Web3 is a term you’ll see mentioned a lot these days in the blockchain-related media. It is a term that has been around since 2014, when it was used to describe the protocols that would allow decentralization. In 2022 it describes an ecosystem of public blockchains, apps and more. If a friend who knows little about blockchain asked you what Web3 is, how would you explain it? Here are some answers you could give them.

Web3 is read-write-own

Web1 was read only, while Web2 is read-write. But Web3 is read-write-own, which means that the builders, operators, and users of a platform own a piece of what they use. The Bitcoin and Ethereum platforms are examples of this, where those who update the ledger are given BTC or ETH for keeping the network secure. Another example is that ownership might be given in the form of a token provided for a service, such as providing liquidity for a trade. The vision for Web3 is that participants of any network will be able to own a piece of the products and services that they use everyday.

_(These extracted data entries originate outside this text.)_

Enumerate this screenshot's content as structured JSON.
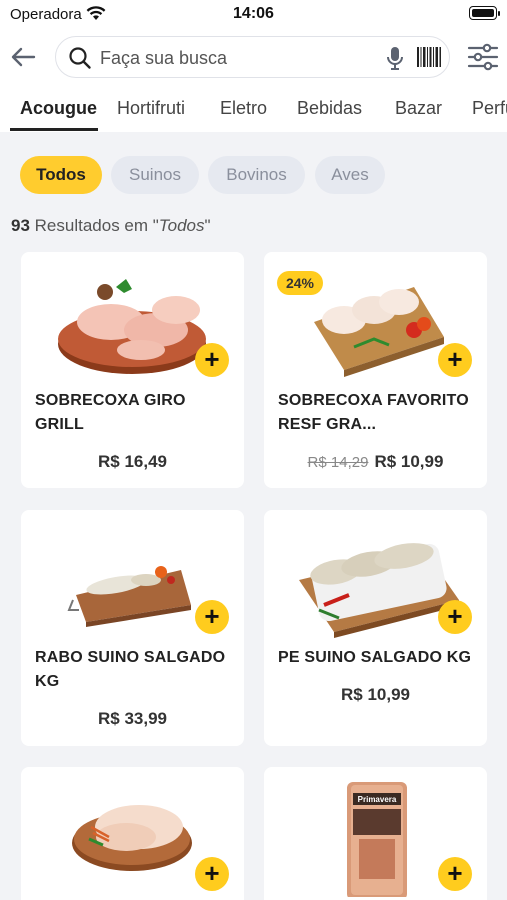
{
  "status": {
    "carrier": "Operadora",
    "time": "14:06"
  },
  "search": {
    "placeholder": "Faça sua busca"
  },
  "tabs": [
    "Acougue",
    "Hortifruti",
    "Eletro",
    "Bebidas",
    "Bazar",
    "Perfu"
  ],
  "chips": [
    "Todos",
    "Suinos",
    "Bovinos",
    "Aves"
  ],
  "results": {
    "count": "93",
    "text": " Resultados em \"",
    "filter": "Todos",
    "end": "\""
  },
  "products": [
    {
      "name": "SOBRECOXA GIRO GRILL",
      "price": "R$ 16,49",
      "old_price": "",
      "badge": ""
    },
    {
      "name": "SOBRECOXA FAVORITO RESF GRA...",
      "price": "R$ 10,99",
      "old_price": "R$ 14,29",
      "badge": "24%"
    },
    {
      "name": "RABO SUINO SALGADO KG",
      "price": "R$ 33,99",
      "old_price": "",
      "badge": ""
    },
    {
      "name": "PE SUINO SALGADO KG",
      "price": "R$ 10,99",
      "old_price": "",
      "badge": ""
    },
    {
      "name": "",
      "price": "",
      "old_price": "",
      "badge": ""
    },
    {
      "name": "",
      "price": "",
      "old_price": "",
      "badge": "",
      "package_label": "Primavera"
    }
  ],
  "colors": {
    "accent": "#ffcc1e",
    "chip_bg": "#e6e9f0",
    "background": "#f2f3f6"
  }
}
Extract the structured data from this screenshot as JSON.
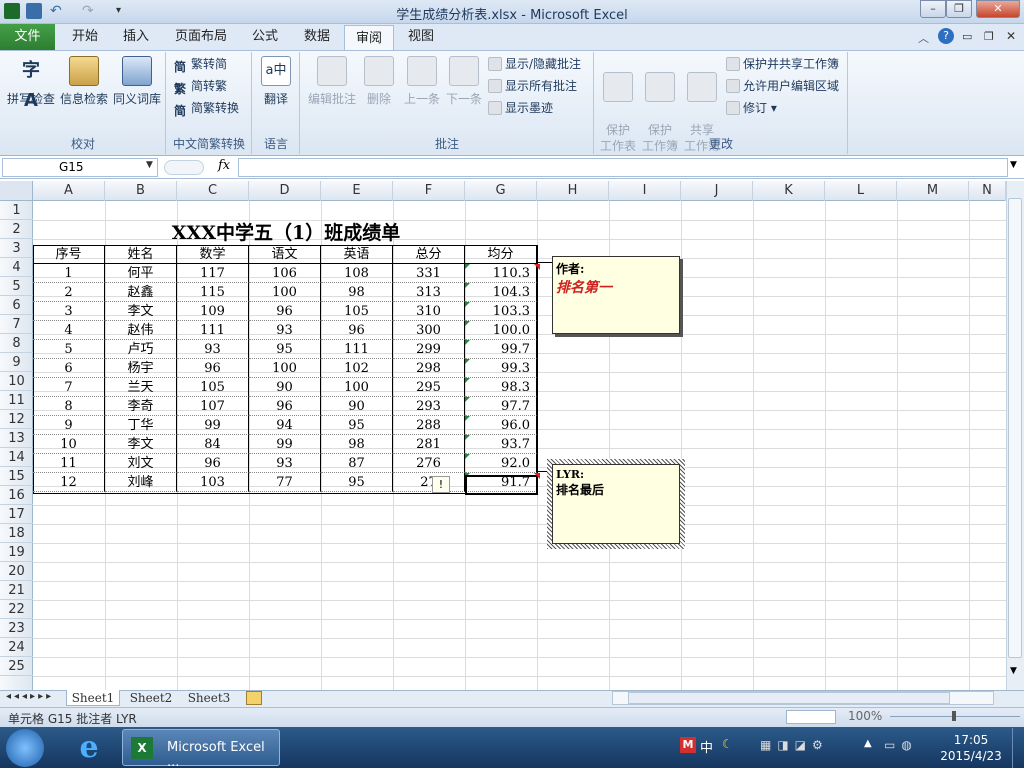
{
  "window": {
    "title": "学生成绩分析表.xlsx - Microsoft Excel"
  },
  "menu": {
    "file": "文件",
    "tabs": [
      "开始",
      "插入",
      "页面布局",
      "公式",
      "数据",
      "审阅",
      "视图"
    ]
  },
  "ribbon": {
    "proofing": {
      "spell": "拼写检查",
      "research": "信息检索",
      "thesaurus": "同义词库",
      "label": "校对"
    },
    "chinese": {
      "t2s": "繁转简",
      "s2t": "简转繁",
      "convert": "简繁转换",
      "label": "中文简繁转换"
    },
    "language": {
      "translate": "翻译",
      "label": "语言"
    },
    "comments": {
      "edit": "编辑批注",
      "delete": "删除",
      "prev": "上一条",
      "next": "下一条",
      "show_hide": "显示/隐藏批注",
      "show_all": "显示所有批注",
      "show_ink": "显示墨迹",
      "label": "批注"
    },
    "changes": {
      "protect_sheet": "保护\n工作表",
      "protect_wb": "保护\n工作簿",
      "share_wb": "共享\n工作簿",
      "protect_share": "保护并共享工作簿",
      "allow_edit": "允许用户编辑区域",
      "track": "修订",
      "label": "更改"
    }
  },
  "formula": {
    "namebox": "G15",
    "fx": "fx",
    "value": ""
  },
  "columns": [
    "A",
    "B",
    "C",
    "D",
    "E",
    "F",
    "G",
    "H",
    "I",
    "J",
    "K",
    "L",
    "M",
    "N"
  ],
  "rows": [
    "1",
    "2",
    "3",
    "4",
    "5",
    "6",
    "7",
    "8",
    "9",
    "10",
    "11",
    "12",
    "13",
    "14",
    "15",
    "16",
    "17",
    "18",
    "19",
    "20",
    "21",
    "22",
    "23",
    "24",
    "25"
  ],
  "sheet": {
    "title": "XXX中学五（1）班成绩单",
    "headers": [
      "序号",
      "姓名",
      "数学",
      "语文",
      "英语",
      "总分",
      "均分"
    ],
    "data": [
      [
        "1",
        "何平",
        "117",
        "106",
        "108",
        "331",
        "110.3"
      ],
      [
        "2",
        "赵鑫",
        "115",
        "100",
        "98",
        "313",
        "104.3"
      ],
      [
        "3",
        "李文",
        "109",
        "96",
        "105",
        "310",
        "103.3"
      ],
      [
        "4",
        "赵伟",
        "111",
        "93",
        "96",
        "300",
        "100.0"
      ],
      [
        "5",
        "卢巧",
        "93",
        "95",
        "111",
        "299",
        "99.7"
      ],
      [
        "6",
        "杨宇",
        "96",
        "100",
        "102",
        "298",
        "99.3"
      ],
      [
        "7",
        "兰天",
        "105",
        "90",
        "100",
        "295",
        "98.3"
      ],
      [
        "8",
        "李奇",
        "107",
        "96",
        "90",
        "293",
        "97.7"
      ],
      [
        "9",
        "丁华",
        "99",
        "94",
        "95",
        "288",
        "96.0"
      ],
      [
        "10",
        "李文",
        "84",
        "99",
        "98",
        "281",
        "93.7"
      ],
      [
        "11",
        "刘文",
        "96",
        "93",
        "87",
        "276",
        "92.0"
      ],
      [
        "12",
        "刘峰",
        "103",
        "77",
        "95",
        "27",
        "91.7"
      ]
    ]
  },
  "comments": [
    {
      "author": "作者:",
      "text": "排名第一"
    },
    {
      "author": "LYR:",
      "text": "排名最后"
    }
  ],
  "sheettabs": [
    "Sheet1",
    "Sheet2",
    "Sheet3"
  ],
  "status": {
    "text": "单元格 G15 批注者 LYR",
    "zoom": "100%"
  },
  "taskbar": {
    "app": "Microsoft Excel ...",
    "ime": "中",
    "time": "17:05",
    "date": "2015/4/23"
  }
}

Web3 offers a new identity layer

In Webs 1 and 2 there was no public and open-source identity layer. Facebook and Twitter have since monopolized that layer as closed-source applications. The Web3 approach is that you should own your own identity online and only reveal parts of that identity when you decide to. Moreover, the digital identity that you develop on a social network could be portable to other networks.

Web3 and personal data security

The stories of selling user data for profit are widespread. For example, if you’re on Facebook, even if you quit the service, the data is still tied to Meta’s servers. Web3 can be considered a reaction to the extractive relationship between users and platforms on the Internet today. Web3 is where users will always get to choose what to share, and what to keep private.

Web3 is a new model for the Internet

There is an emerging economy on the Internet of spaces where creators can earn money: Substack and OnlyFans are just two examples. These platforms allow members to earn money from their fans instead of relying on an ad-driven, attention-based monetization model. Web3 will allow a model where creators can earn tokens or NFTs as a part of the patron-artist relationship, plus artists will also have a direct line to their earliest supporters that can be used for mailing lists, entry pasess, and payment systems for artists to engage their fans no matter the platform they are using.

Web3 makes governance easier

DAOs or ‘decentralized autonomous organizations’ will be a big feature of Web3. A DAO is a community-led entity that uses Ethereum smart contracts to establish the foundational rules and execute the agreed upon decisions. They play a role in DeFi, but are not limited to it. Media organizations like Bankless and public funding entities like Gitcoin all utilize DAOs to coordinate, govern, and manage their financials.